Bei der Kirche ist das anders. Sie wertet sehr wohl, wobei es zwischen den Protestanten und Katholiken grundlegende Unterschiede gibt. In der römisch-katholischen Kirche zählt die Ehe zu den sieben Sakramenten. Das heißt, sie gilt zusammen mit der Taufe, der Firmung, der Eucharistie, der Beichte, der Krankensalbung und der Priesterweihe als besonders heilige Kulthandlung und von Jesus Christus selbst eingesetzt. Bis heute ist deswegen in der katholischen Kirche Ehescheidung untersagt. In ganz besonderen Fällen kann eine Ehe annulliert, für ungültig erklärt werden. Ein katholisches Ehegericht stellt dann fest, dass die Ehe nie bestanden hat.

Die Ehe, ein "weltlich Ding"

Für die Reformatoren um Martin Luther war die Ehe hingegen ein "weltlich Ding". Allerdings tat dies ihrer allgemeinen Hochschätzung auch in der evangelischen Kirche keinen Abbruch. Die Ehe galt als gute Gabe Gottes und als Mittel, ungezügelte Sexualität einzudämmen. Schließlich gibt es auch in der evangelischen Kirche Trauungen, obwohl sie streng genommen nur "Gottesdienste anlässlich einer Eheschließung" sind und nicht sakramentale Handlungen wie zum Beispiel die Taufen.
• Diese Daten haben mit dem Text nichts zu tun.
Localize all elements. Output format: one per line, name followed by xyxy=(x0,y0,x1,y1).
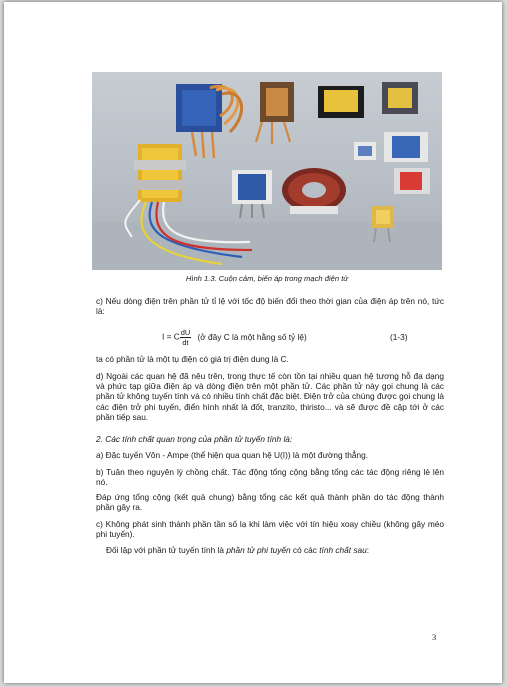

Die kirchliche Hochschätzung der Ehe stützt sich auf biblische Aussagen zur Ehe, wobei diese keinesfalls eindeutig sind. Im Markusevangelium ist ein berühmtes Wort Jesu gegen die Ehescheidung überliefert: "Was Gott zusammengefügt hat, das soll der Mensch nicht scheiden." (10,9) Ein scheinbar klares Wort. Jesus sagt diesen Satz im Streitgespräch mit Schriftgelehrten, die argumentieren, dass es nach dem Gesetz des Moses im Alten Testament die Möglichkeit gibt, sich scheiden zu lassen. In der Tat war im alten Israel Ehescheidung relativ einfach ­ jedenfalls für die Männer. Nur sie konnten sich scheiden lassen beziehungsweise ihre Frau verstoßen. Das kam zur Zeit Jesu häufig vor. Viele Frauen gerieten dadurch in großes Elend. So betrachtet hat das Scheidungsverbot Jesu im Markusevangelium nicht das Ziel, das Institut Ehe an sich für heilig zu erklären. Es soll auch für die (Ehe-)Frau einen humanen und sozialen Anspruch gegenüber den (Ehe-)Männern einklagen.
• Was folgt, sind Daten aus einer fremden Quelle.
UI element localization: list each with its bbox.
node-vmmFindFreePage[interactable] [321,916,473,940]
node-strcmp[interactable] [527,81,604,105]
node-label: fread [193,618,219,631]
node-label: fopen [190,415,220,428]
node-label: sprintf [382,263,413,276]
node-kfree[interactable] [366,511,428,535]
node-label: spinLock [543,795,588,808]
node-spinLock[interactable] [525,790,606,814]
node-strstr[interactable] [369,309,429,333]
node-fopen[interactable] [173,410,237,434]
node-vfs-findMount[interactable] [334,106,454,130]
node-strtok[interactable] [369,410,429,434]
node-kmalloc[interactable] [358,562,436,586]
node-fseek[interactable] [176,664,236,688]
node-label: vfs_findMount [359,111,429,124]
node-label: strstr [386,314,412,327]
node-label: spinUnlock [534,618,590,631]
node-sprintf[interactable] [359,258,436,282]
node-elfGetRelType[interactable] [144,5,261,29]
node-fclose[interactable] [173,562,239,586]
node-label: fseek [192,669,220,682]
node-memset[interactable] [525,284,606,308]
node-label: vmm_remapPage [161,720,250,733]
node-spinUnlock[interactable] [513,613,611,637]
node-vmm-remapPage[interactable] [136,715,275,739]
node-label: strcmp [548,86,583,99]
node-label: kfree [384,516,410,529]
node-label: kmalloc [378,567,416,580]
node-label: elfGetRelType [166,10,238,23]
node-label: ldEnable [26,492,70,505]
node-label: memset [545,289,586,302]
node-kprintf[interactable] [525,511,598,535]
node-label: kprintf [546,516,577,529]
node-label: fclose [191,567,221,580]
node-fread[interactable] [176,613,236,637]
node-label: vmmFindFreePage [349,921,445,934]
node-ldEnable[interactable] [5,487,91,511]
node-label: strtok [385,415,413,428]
Gottesdienste für Ehescheidungen

Für eine prinzipielle Verurteilung jeder Ehescheidung bietet dieses berühmte Wort Jesu keine Grundlage. Trotzdem ist das Scheitern einer Ehe eine große Last für alle Betroffenen. Manchmal wird zu früh aufgegeben und zu früh geschieden, weil die Menschen unrealistische Vorstellungen von einer Ehe haben und sich wundern, dass mit den Jahren der Reiz der ersten Verliebtheit nachlässt. In anderen Fällen kann eine Scheidung für beide Partner eine Erlösung bedeuten und die Chance eines Neuanfangs eröffnen. Deshalb gibt es in der evangelischen Kirche sogar Gottesdienste, die anlässlich einer Ehescheidung den Segen für beide Partner erbitten, die jetzt getrennte Wege gehen.

Christen wissen, dass Scheitern in dieser Welt unvermeidbar ist, selbst wenn man sich ganz viel Mühe gibt. Davon ist leider auch die Ehe nicht ausgenommen, denn manchmal scheidet der Tod auch schon im Leben: der Tod der Liebe.